Warner Bros. Discovery Rejects Paramount’s Revised Offer, Labels It a “Leveraged Buyout”
Warner Bros. Discovery has again rejected Paramount’s revised takeover bid, calling it a risky leveraged buyout and urging shareholders to back its Netflix deal instead.
The battle over Warner Bros. Discovery and its vast portfolio of film and television assets — including franchises such as Harry Potter, Game of Thrones, and DC Comics — continues, with the company once again rejecting a takeover bid from Paramount and Skydance.
On Wednesday, Warner Bros. Discovery said its board had unanimously rejected Paramount’s revised $108.4 billion proposal, describing the offer as a “leveraged buyout” that would saddle the company with approximately $87 billion in debt.
In a letter to shareholders, WBD urged investors to vote against Paramount’s proposal, warning that the “extraordinary amount” of debt required to finance the transaction significantly increases the risk that the deal will not close. Instead, the company reiterated its support for an earlier $82.7 billion agreement with Netflix involving the sale of its film and television studio assets.
Paramount had been widely rumoured to be a potential buyer of WBD before the Netflix transaction was announced. After Warner Bros. Discovery’s board opted to proceed with Netflix, Paramount bypassed the board and went directly to shareholders in early December with an all-cash offer of $30 per share. WBD rejected the bid, calling it “illusory” and arguing that Paramount lacked the financial capacity to support it, while continuing to recommend the Netflix cash-and-stock deal.

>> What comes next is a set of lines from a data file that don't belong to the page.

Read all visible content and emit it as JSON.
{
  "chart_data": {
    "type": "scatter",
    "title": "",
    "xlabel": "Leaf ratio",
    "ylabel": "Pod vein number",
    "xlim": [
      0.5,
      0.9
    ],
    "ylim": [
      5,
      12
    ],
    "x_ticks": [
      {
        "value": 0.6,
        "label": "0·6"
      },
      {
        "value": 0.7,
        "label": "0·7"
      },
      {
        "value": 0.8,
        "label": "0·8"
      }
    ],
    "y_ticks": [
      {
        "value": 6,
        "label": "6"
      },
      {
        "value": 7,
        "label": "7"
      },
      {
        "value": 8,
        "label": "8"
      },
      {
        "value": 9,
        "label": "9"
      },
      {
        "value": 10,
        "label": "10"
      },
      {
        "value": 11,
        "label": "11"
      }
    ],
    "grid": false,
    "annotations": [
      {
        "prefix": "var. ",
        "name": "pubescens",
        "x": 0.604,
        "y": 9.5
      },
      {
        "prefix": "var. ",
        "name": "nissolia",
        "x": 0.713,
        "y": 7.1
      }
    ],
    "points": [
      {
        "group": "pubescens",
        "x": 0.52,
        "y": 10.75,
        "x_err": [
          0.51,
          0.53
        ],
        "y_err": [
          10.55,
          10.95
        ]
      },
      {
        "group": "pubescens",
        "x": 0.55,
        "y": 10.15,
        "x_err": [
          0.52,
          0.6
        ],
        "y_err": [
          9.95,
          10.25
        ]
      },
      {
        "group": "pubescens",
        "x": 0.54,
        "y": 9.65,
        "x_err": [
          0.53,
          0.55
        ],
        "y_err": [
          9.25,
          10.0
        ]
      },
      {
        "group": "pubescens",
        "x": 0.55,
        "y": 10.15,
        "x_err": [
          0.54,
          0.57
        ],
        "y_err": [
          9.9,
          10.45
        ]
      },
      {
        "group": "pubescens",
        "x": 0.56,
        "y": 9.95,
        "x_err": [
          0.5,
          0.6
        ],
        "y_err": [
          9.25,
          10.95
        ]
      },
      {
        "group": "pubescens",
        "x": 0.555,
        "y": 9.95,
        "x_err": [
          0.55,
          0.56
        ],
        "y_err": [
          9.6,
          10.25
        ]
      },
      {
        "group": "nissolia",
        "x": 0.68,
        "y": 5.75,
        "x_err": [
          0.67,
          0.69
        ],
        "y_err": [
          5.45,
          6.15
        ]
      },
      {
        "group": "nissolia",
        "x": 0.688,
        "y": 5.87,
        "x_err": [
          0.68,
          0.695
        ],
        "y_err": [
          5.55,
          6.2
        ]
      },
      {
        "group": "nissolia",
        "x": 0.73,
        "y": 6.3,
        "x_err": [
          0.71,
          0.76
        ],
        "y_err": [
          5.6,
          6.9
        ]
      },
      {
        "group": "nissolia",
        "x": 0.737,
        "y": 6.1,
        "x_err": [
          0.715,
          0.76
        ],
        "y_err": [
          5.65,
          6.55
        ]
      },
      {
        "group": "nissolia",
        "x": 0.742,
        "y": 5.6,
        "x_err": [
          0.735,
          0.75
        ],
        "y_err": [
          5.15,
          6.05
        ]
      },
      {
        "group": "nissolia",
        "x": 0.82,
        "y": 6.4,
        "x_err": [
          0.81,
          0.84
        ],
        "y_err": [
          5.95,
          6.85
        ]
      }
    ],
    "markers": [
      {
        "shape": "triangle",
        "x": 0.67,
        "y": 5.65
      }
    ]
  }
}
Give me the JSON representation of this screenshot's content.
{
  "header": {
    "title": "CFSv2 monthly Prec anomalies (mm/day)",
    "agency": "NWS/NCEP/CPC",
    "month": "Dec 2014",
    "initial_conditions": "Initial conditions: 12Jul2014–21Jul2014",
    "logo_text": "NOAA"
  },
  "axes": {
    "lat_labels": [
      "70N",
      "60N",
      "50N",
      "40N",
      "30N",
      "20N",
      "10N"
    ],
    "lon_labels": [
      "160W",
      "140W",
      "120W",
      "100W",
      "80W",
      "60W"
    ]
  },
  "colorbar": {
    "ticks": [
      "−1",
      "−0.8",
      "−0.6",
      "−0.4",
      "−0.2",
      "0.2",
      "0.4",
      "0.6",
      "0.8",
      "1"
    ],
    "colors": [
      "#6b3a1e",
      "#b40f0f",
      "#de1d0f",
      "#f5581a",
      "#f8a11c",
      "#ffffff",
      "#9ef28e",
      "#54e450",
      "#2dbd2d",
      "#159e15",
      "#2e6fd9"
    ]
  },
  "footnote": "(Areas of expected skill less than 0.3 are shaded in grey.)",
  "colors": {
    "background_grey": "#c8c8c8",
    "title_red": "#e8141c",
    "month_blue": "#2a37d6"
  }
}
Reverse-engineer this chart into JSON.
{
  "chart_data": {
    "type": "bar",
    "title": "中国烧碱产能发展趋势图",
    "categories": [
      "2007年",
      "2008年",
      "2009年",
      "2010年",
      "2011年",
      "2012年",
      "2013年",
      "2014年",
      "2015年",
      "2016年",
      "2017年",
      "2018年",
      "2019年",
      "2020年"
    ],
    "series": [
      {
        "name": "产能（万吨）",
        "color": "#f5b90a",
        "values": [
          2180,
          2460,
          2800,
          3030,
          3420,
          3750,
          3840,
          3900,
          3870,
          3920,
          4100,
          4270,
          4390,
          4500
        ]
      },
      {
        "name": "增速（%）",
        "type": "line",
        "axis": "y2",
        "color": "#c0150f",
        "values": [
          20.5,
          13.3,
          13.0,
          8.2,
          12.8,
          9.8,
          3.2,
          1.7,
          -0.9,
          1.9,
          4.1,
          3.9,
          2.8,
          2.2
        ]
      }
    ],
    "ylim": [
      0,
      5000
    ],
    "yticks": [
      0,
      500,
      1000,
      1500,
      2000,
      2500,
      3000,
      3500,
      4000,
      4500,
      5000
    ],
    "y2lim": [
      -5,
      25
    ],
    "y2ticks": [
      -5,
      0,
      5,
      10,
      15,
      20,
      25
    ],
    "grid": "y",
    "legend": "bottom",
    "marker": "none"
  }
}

Paramount later returned with additional assurances, including a $40 billion financing guarantee from its CEO David Ellison’s father, Larry Ellison, along with plans to raise $54 billion in debt to fund the acquisition.
Warner Bros. Discovery said those measures were insufficient. In a statement, the company noted that Paramount, with a market capitalisation of roughly $14 billion, was pursuing a transaction that would require $94.65 billion in combined debt and equity financing, which is approximately seven times its market value. WBD said the structure posed substantially greater risks to shareholders than the “conventional structure” of the Netflix deal.
The company also questioned Paramount’s ability to operate effectively following such a highly leveraged acquisition, arguing that the additional borrowing would further strain Paramount’s already “junk-rated” credit profile.
Warner Bros. Discovery highlighted concerns about Paramount’s negative free cash flow, noting that an acquisition of this scale would likely worsen its financial position. By contrast, WBD cited Netflix’s stronger balance sheet, including an approximately $400 billion market capitalisation, investment-grade credit ratings (A/A3), and estimated free cash flow exceeding $12 billion in 2026.
Netflix responded positively to WBD’s decision, saying the merger would unite “highly complementary strengths” and reflect a shared commitment to storytelling.